Author Response File: Author Response.pdf

Reviewer 2 Report

  • General: In the introduction, elaborate on how this literature review differs from previous reviews on this exact subject matter within the field. Additionally

  • General: Authors must proofread their works for grammatical and syntax errors throughout the paper.

  • Methods Section: Although “urooncology” is a search term used here, it would also make sense to have used “urologic oncology.”

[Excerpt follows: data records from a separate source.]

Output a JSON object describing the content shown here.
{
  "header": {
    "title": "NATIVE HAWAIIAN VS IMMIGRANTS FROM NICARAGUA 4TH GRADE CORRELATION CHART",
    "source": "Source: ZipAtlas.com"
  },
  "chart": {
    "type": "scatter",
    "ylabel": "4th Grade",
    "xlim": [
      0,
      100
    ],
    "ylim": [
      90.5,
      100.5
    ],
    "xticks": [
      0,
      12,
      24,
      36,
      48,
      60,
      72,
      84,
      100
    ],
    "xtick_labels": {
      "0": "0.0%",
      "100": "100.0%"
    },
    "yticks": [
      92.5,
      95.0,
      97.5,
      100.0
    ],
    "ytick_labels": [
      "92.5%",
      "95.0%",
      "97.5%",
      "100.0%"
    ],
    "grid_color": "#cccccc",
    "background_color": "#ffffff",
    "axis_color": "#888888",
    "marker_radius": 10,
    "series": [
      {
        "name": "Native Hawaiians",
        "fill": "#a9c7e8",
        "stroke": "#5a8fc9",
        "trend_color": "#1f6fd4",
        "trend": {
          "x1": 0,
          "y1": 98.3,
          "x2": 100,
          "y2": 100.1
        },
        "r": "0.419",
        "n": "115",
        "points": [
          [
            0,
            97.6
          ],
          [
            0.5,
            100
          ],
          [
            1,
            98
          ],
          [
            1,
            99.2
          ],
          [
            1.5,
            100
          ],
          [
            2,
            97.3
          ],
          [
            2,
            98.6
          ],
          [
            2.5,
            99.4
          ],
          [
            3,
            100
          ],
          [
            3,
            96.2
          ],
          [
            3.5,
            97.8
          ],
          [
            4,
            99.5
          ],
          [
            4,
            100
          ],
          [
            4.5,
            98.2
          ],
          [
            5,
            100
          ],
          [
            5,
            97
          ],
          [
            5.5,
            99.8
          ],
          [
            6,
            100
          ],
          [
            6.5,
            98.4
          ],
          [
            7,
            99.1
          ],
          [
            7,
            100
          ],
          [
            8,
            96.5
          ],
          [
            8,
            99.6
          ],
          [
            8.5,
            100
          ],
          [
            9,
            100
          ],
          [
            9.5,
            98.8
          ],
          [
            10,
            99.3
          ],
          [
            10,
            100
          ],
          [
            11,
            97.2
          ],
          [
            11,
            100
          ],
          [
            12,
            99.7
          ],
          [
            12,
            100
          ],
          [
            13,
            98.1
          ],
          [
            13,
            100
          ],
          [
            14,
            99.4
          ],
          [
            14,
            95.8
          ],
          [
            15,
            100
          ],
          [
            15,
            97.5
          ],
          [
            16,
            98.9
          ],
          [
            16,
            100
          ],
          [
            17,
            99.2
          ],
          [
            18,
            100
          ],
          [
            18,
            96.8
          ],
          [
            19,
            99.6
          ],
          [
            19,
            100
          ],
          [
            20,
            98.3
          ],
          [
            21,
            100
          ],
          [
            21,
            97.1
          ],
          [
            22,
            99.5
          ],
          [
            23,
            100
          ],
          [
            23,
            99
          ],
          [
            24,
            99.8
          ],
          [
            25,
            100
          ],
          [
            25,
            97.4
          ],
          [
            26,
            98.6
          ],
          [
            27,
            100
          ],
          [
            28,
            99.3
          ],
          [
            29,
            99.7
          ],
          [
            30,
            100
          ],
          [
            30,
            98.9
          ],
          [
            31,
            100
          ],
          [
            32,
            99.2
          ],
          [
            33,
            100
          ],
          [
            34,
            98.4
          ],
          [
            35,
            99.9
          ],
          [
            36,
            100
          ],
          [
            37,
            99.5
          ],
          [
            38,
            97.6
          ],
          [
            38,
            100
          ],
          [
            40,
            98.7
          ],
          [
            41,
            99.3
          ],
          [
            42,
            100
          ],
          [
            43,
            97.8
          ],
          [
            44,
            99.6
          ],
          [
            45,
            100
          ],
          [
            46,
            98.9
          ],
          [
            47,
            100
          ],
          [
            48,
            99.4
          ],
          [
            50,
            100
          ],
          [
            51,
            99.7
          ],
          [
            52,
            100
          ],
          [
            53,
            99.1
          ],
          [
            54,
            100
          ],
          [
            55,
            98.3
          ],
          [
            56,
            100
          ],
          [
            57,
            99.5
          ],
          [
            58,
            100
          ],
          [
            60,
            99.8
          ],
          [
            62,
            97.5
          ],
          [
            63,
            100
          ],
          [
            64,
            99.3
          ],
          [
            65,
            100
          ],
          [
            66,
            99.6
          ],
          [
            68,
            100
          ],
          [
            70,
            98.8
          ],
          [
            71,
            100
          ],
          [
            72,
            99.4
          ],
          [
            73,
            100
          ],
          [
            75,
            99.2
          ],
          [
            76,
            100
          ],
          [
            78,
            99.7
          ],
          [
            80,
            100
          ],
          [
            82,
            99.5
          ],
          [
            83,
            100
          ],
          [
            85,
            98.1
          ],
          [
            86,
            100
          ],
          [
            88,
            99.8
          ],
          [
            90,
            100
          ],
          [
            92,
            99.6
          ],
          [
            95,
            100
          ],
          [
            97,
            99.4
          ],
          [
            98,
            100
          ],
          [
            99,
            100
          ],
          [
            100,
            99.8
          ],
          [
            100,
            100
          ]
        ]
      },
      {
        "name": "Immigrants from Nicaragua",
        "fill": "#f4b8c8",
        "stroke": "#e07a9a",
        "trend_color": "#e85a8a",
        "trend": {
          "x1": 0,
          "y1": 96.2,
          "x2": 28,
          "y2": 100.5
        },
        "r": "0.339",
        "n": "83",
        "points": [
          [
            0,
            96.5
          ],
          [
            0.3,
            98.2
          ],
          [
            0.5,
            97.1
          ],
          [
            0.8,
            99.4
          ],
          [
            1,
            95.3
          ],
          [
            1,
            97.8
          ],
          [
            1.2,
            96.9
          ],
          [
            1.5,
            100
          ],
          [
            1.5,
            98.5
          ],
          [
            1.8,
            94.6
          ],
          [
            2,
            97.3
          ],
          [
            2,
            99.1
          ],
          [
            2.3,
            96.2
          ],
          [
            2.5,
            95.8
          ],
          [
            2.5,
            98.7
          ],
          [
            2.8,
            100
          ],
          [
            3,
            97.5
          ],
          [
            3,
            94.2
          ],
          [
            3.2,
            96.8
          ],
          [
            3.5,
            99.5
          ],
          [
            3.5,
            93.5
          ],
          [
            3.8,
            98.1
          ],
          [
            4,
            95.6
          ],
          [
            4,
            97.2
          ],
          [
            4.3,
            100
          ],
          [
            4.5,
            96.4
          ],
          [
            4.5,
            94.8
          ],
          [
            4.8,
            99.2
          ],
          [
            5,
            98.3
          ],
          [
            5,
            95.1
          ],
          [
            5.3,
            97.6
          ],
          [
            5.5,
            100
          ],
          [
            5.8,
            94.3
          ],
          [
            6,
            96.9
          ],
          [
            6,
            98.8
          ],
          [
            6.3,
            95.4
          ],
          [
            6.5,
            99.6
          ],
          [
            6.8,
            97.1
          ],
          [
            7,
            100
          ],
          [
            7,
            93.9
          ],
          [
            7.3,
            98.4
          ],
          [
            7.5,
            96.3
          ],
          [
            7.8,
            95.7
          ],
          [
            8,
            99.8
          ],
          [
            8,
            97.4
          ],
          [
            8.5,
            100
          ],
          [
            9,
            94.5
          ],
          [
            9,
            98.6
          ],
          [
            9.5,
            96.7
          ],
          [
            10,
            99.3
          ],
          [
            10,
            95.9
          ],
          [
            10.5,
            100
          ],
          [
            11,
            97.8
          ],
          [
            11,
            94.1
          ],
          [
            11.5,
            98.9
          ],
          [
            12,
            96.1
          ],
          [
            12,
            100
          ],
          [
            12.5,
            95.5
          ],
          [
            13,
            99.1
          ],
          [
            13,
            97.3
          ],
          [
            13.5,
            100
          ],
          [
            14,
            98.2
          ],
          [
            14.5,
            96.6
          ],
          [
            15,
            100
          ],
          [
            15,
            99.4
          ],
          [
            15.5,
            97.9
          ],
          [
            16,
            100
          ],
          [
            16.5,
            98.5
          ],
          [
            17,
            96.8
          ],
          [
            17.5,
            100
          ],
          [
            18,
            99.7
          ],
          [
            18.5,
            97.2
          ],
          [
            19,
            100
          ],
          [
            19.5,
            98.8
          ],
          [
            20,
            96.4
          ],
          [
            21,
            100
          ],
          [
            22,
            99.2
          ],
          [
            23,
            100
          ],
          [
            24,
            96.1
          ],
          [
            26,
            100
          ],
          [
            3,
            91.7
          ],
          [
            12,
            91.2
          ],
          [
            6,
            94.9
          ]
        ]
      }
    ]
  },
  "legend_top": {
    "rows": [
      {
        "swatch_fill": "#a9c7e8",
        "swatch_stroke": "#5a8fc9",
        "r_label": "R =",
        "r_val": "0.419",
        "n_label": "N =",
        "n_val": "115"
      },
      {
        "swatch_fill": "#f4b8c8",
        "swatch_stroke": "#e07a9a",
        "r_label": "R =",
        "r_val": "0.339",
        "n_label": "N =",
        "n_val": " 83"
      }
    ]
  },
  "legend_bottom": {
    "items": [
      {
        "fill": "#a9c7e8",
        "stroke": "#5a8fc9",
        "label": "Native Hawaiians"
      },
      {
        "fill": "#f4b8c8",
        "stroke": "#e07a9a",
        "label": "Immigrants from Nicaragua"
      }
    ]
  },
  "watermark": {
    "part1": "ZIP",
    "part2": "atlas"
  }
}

  • Line 52: “kidney, cancer” is written, should this be written as “kidney cancer” without the comma instead?

  • In section 3. Definition and Types of AI: CNN is defined as “convolutional neural networks” However, in Figure 1, line 84, line 128, line 404 and line 413, CNN is mislabeled as a “conventional neural network.” 

  • Line 335: is a period or comma needed at the end of the sentence?

  • Line 652: The validity of this statement may need some verification and appears to be an overstatement without proper citation and evidence. The dawn of computing was in the 1950s, while AI in healthcare only entered in the 1970s. Potentially expanding the introduction of this review could strengthen the context and background in which you further expand to make this claim.

  • General: This study could benefit from standardizing subsections for each urologic cancer, ie Bladder, UTUC, and testicular cancer sections are not stratified by subsection (imaging, diagnosis, treatment, genomics, etc.) like other urologic cancers in the review. The purpose of the review should be to cover similar aspects that AI can be applied to in each of these subsections especially given other studies have done so. Additionally, this leads to a lackluster amount of disorganized ideas/information.

  • General: Subsections to each cancer could use introductory statements to privy the reader into each category of cancer and then subsequent subheaders.

  • General: The authors should find direct comparisons between AI modalities' prognostic/predictive capabilities vs. those of already existing validated nomograms. The authors should provide explicit rationale and examples of how AI improves upon these extant models. 

  • Authors should consider updating the search into 2023 to capture further studies to differentiate this study from previous reviews that have covered this topic extensively
  • References contain very few recent (2022) studies

Author Response

Please see the attachment.

Author Response File: Author Response.pdf

Round 2

Reviewer 2 Report

Thank you to the authors for their diligent work on conducting significant revisions to improve this manuscript, including but not limited to expanding the literature review up through 2023, providing further context into the history and current role of AI, and clarifying the purpose of the review & how it may differ from prior studies.